Operationally, a key detail for riders will be train lengths and how car counts are managed during peak hours. If shorter trains appear in service, clear station displays announcing train length will matter — no one wants to wait at the wrong spot on a long platform.
Technology, travel and the everyday commute
The opening is coming at a time when digital trip planning is changing how people move. As AI features roll into navigation and inbox tools — for example, the broader rollout of Gemini‑powered research in Google Workspace and similar copilots — commuters will have more ways to time trips, coordinate transfers and plan for events or delays. Expect transit apps and city systems to lean into those capabilities as part of the launch ecosystem.
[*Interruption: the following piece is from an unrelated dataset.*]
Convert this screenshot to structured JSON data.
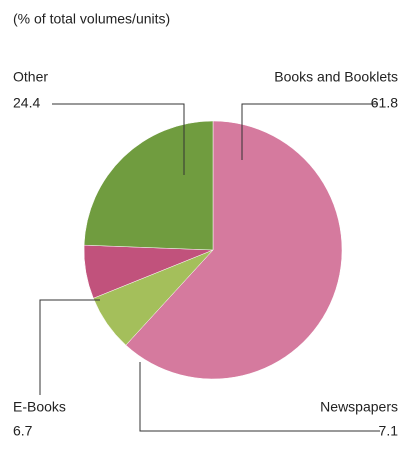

Sound Transit’s Crosslake Connection is not just an engineering headline; it’s a practical change for people who live and work on both sides of Lake Washington. For many, the new service will turn a multi‑step drive or a bus link into a single, predictable ride. For planners and politicians, it’s proof that complicated, controversial investments can still be completed — even if they take longer and cost more than anyone hoped.
If you’re planning to ride on opening day, check schedules and service advisories at Sound Transit and give yourself a little extra time: this is the sort of transit milestone that will bring out curious riders, celebrants and journalists alike.